Giant UK Electric-Car Charging Station Also Will Supply The Grid

An electric-vehicle charging station that can juice hundreds of cars a day and set up with two batteries that can send power to the UK grid is opening in Oxford.
The project, known as the Energy Superhub Oxford, will include 42 rapid chargers at the Redbridge Park and Ride. Britain will need to rapidly scale up charging infrastructure and battery storage to achieve its goals for cutting carbon emissions.
The  £41 million ($50 million) facility was developed by Pivot Power, a division of Electricite de France SA, with the Oxford City Council. The system includes 12 Tesla Superchargers, a 2-megawatt vanadium flow battery from Invinity Energy Systems Plc and a 50-megawatt lithium-ion battery from Wartsila Oyj. It’s the largest pairing of those two battery technologies and could serve as an example for building storage capacity to help reach climate goals.
“We really need to accelerate this whole plan,” said Matt Allen, chief executive officer of Pivot Power. “Our superhub model will be a key part of that acceleration.”
Electric vehicles made up 14% of UK car registrations in the first five months of the year, nearly double the percentage from a year earlier, according to industry data. Some of the chargers will be able to add 300 miles (483 kilometers) of range to an electric car in 20 minutes, potentially providing extra juice for hundreds of cars a day.
The charging station plugs directly into the grid via a four-mile underground cable. There’s enough capacity to add more chargers in the future, potentially to electrify Oxford’s buses.

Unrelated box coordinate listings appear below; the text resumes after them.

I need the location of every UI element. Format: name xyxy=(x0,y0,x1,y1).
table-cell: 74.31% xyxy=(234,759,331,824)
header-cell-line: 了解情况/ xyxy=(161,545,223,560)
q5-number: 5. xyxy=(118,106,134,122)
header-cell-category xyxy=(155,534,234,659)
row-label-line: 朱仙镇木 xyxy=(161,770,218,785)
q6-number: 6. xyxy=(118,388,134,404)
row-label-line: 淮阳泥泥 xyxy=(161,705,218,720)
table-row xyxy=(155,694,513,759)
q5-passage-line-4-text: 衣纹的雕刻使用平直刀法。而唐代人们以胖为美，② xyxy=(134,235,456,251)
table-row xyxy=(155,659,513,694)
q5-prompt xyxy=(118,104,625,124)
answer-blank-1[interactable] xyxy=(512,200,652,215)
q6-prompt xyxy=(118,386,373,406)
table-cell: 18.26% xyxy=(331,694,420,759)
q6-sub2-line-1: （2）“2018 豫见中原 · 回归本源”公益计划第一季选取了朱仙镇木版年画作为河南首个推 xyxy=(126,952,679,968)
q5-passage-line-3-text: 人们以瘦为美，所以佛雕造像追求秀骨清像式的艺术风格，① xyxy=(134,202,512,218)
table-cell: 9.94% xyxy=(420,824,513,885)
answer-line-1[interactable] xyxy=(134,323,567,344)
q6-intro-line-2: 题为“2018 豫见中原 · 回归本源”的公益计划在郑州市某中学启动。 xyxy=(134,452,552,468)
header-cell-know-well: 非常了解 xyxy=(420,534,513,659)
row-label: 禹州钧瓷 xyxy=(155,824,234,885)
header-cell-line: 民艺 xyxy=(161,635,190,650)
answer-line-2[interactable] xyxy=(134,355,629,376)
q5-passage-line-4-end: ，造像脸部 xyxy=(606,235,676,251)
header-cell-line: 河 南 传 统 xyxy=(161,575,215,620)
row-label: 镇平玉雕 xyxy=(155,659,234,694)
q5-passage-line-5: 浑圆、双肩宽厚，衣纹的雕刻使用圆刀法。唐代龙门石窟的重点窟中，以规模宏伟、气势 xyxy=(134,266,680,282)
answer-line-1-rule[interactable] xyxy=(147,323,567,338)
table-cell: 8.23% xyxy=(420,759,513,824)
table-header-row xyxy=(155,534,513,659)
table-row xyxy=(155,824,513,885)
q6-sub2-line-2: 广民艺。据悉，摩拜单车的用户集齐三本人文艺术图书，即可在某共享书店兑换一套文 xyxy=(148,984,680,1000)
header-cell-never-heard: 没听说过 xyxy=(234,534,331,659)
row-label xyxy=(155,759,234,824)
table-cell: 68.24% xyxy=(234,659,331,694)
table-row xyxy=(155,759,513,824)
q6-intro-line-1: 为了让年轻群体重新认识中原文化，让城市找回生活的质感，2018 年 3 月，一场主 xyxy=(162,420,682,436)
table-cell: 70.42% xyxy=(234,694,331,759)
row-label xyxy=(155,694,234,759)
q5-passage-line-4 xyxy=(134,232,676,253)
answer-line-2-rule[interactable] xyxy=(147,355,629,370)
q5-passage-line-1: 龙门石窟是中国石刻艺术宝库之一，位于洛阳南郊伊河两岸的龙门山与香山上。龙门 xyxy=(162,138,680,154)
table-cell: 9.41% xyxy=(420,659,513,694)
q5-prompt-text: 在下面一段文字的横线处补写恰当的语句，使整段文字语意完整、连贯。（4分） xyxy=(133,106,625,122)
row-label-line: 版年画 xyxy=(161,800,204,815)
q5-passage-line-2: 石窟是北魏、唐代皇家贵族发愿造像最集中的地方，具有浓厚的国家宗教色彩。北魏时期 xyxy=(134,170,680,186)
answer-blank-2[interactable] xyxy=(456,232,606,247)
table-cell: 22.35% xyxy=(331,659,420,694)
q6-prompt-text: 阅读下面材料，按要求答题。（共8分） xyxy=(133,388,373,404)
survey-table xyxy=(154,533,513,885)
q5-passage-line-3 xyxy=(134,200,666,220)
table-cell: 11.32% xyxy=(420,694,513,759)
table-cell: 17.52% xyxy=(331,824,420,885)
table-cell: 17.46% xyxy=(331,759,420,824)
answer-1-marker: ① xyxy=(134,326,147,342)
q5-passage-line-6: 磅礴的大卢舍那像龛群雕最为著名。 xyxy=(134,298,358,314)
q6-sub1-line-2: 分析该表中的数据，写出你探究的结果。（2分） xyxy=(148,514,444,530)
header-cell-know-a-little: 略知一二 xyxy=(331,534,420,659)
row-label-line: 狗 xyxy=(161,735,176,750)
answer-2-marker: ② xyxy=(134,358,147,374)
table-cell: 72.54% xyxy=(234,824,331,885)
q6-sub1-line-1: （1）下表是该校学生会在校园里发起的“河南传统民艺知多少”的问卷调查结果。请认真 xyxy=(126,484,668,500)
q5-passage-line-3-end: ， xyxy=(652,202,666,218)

One key barrier to large-scale electric vehicle charging is having the access to power. Local distribution networks are carefully balanced and can’t always accommodate a huge source of unpredictable demand like an EV charging facility. The Oxford charging station will connect directly into National Grid’s larger network that stretches across the country.
Batteries can help boost the amount of power coming from renewables by recharging when solar and wind are plentiful and then discharging when there’s high demand.